Personal information
- Born: 12 December 2001 (age 24) Tuzla, Bosnia and Herzegovina
- Listed height: 1.95 m (6 ft 5 in)
- Listed weight: 90 kg (198 lb)

Career information
- NBA draft: 2023: undrafted
- Playing career: 2022–present

Career history
- 2022–2024: OKK Sloboda Tuzla
- 2024–2026: KK Bosna BH Telecom
- 2026-: OKK Sloboda Tuzla

Career highlights
- ABA League 2 champion 2025; Bosnian Cup winner 2026; Bosnian League champion 2026;

= Asim Gutić =

Bosnian basketball player

Asim Gutić (born 12 December 2001 in Tuzla, Bosnia and Herzegovina) is a Bosnian professional basketball player who plays as a guard/forward for OKK Sloboda Tuzla in the Bosnian League.

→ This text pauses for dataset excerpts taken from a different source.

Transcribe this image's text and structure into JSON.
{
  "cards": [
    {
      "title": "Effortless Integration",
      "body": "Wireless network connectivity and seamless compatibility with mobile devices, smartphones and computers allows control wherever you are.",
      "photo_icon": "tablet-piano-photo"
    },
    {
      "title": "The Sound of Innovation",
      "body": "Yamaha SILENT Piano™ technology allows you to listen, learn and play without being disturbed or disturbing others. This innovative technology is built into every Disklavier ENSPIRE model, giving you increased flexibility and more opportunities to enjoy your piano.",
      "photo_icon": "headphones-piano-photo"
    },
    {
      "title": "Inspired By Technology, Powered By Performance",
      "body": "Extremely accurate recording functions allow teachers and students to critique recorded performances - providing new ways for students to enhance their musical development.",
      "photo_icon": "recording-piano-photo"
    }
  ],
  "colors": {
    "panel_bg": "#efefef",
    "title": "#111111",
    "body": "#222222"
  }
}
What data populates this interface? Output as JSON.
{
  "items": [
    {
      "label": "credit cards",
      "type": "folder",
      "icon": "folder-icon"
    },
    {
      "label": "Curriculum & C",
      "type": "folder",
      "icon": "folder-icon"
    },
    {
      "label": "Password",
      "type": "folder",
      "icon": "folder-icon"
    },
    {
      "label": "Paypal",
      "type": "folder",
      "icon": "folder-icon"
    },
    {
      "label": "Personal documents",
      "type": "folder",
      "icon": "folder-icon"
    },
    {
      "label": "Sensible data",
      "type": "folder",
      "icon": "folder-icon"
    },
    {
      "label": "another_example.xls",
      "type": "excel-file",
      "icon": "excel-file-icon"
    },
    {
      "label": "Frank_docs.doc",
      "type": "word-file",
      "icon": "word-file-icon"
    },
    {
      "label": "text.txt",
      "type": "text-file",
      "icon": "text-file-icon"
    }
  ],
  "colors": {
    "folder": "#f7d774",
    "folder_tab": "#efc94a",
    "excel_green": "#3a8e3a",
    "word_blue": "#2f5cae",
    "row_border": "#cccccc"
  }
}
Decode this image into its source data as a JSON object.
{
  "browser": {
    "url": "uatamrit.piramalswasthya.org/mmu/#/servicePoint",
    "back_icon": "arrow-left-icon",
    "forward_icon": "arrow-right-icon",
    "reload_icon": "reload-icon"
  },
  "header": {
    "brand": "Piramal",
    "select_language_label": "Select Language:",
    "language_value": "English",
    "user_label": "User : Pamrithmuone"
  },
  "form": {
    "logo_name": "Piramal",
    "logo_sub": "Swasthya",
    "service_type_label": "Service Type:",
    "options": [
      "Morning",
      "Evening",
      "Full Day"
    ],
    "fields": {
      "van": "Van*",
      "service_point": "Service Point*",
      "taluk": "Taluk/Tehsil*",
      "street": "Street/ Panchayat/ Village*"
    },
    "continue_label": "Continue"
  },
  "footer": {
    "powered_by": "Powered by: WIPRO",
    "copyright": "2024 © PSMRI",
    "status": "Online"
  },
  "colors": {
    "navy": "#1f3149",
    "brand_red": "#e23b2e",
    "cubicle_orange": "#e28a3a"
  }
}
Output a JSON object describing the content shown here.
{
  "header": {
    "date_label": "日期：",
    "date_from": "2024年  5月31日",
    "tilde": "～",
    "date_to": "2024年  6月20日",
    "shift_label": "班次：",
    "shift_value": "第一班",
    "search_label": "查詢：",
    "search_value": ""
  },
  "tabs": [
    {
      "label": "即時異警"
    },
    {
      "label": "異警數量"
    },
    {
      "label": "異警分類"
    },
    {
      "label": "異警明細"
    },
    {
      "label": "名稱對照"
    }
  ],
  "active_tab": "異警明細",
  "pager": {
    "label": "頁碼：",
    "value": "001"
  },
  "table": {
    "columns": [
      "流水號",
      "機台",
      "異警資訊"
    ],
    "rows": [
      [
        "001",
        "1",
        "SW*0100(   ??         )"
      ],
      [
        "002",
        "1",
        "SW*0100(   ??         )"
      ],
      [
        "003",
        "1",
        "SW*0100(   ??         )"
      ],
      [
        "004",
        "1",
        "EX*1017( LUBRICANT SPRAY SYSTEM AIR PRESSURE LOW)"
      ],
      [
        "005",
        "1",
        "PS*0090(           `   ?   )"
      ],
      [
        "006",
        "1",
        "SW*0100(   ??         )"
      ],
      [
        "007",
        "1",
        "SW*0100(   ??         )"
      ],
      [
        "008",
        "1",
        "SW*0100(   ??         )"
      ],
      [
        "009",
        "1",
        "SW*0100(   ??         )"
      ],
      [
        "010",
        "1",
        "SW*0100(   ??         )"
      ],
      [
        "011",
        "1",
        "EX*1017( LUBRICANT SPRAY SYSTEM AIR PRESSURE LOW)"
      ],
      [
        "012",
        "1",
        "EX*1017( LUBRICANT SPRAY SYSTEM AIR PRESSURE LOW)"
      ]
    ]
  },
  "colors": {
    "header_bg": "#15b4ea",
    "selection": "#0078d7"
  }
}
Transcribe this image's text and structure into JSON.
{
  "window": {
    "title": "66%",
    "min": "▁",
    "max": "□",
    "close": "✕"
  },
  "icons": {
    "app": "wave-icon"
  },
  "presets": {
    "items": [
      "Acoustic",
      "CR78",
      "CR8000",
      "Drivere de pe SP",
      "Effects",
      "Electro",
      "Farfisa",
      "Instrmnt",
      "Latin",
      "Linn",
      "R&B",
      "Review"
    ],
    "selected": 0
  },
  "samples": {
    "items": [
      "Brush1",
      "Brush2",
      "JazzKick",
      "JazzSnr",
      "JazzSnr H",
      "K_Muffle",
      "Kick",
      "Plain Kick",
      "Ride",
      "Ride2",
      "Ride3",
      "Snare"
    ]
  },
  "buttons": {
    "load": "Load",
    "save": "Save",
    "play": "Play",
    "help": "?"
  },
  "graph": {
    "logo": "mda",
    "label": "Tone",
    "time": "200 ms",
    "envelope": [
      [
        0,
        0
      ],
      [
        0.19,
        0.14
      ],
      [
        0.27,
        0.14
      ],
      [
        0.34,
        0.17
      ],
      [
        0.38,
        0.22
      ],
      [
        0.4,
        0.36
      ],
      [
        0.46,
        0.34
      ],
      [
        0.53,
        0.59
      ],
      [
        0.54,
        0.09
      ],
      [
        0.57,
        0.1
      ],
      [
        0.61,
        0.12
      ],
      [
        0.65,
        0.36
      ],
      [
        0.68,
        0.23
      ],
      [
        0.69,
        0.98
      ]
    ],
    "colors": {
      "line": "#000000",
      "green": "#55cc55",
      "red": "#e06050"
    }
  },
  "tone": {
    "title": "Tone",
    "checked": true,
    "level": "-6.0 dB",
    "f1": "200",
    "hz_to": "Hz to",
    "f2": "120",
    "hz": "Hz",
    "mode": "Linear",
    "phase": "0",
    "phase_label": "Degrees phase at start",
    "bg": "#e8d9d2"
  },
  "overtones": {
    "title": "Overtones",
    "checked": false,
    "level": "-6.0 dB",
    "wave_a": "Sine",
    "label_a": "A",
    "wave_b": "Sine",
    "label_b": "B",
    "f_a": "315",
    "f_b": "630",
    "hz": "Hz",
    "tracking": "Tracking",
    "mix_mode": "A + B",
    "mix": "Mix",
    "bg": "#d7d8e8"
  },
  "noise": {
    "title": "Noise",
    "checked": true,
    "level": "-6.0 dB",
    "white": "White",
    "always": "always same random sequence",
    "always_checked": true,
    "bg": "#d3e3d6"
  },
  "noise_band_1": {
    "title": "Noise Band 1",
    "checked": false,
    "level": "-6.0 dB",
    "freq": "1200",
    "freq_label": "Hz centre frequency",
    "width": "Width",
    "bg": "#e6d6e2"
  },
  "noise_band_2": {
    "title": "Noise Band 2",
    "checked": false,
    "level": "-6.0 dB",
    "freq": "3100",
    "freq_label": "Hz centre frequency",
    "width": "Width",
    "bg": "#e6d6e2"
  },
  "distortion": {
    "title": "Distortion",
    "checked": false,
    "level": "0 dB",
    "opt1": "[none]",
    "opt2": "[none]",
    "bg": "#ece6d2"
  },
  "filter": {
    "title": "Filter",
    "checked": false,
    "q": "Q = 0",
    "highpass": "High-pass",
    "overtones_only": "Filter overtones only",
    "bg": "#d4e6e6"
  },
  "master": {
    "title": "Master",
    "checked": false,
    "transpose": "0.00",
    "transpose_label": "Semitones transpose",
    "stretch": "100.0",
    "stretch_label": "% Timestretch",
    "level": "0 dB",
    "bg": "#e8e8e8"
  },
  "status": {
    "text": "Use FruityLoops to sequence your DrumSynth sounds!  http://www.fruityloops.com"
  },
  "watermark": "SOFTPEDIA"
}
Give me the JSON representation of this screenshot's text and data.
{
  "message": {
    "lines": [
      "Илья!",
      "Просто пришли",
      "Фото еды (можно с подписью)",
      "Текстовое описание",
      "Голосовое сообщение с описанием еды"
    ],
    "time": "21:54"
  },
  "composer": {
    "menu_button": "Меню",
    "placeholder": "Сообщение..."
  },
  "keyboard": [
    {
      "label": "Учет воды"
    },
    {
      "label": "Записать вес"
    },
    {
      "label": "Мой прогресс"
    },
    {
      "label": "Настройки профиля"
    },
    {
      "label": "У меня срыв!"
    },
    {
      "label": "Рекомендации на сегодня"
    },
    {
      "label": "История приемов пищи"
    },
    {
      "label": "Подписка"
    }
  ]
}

He previously featured for KK Bosna BH Telecom in ABA League.

==Early career==

Gutić came through the youth ranks of Sloboda Tuzla before making his senior debut. Over the 2022–23 season, he became a regular contributor in Bosnia’s top division, averaging 4.1 points and 0.7 rebounds per game in limited minutes.

===KK Bosna (2024–present)===

In July 2024 Gutić transferred to KK Bosna BH Telecom. During the 2024–25 season in the Bosnian Division I, he played 29 games, averaging 5.2 points, 1.5 rebounds, and 0.7 assists in about 13.3 minutes per game, while shooting 48.2% from three-point range.

In the ABA League Second Division, he logged 14 appearances with averages of 3.6 points and 1.0 rebounds, shooting over 51.7% on threes.

In June 2025, he signed a contract extension with Bosna. He previously featured for OKK Sloboda Tuzla. His shooting efficiency was 51.7% from beyond the arc in ABA 2 and 48.2% in the domestic league, which has been praised by the club.

==Player profile==

Standing at 1.95m (6 ft 7in), Gutić serves as a wing player capable of playing both guard and forward roles. He is recognized for three-point shooting, defensive awareness, and calm under pressure—attributes that have made him a key rotational player.

He was also selected for the Bosnia and Herzegovina national team in 2025 qualifiers for EuroBasket.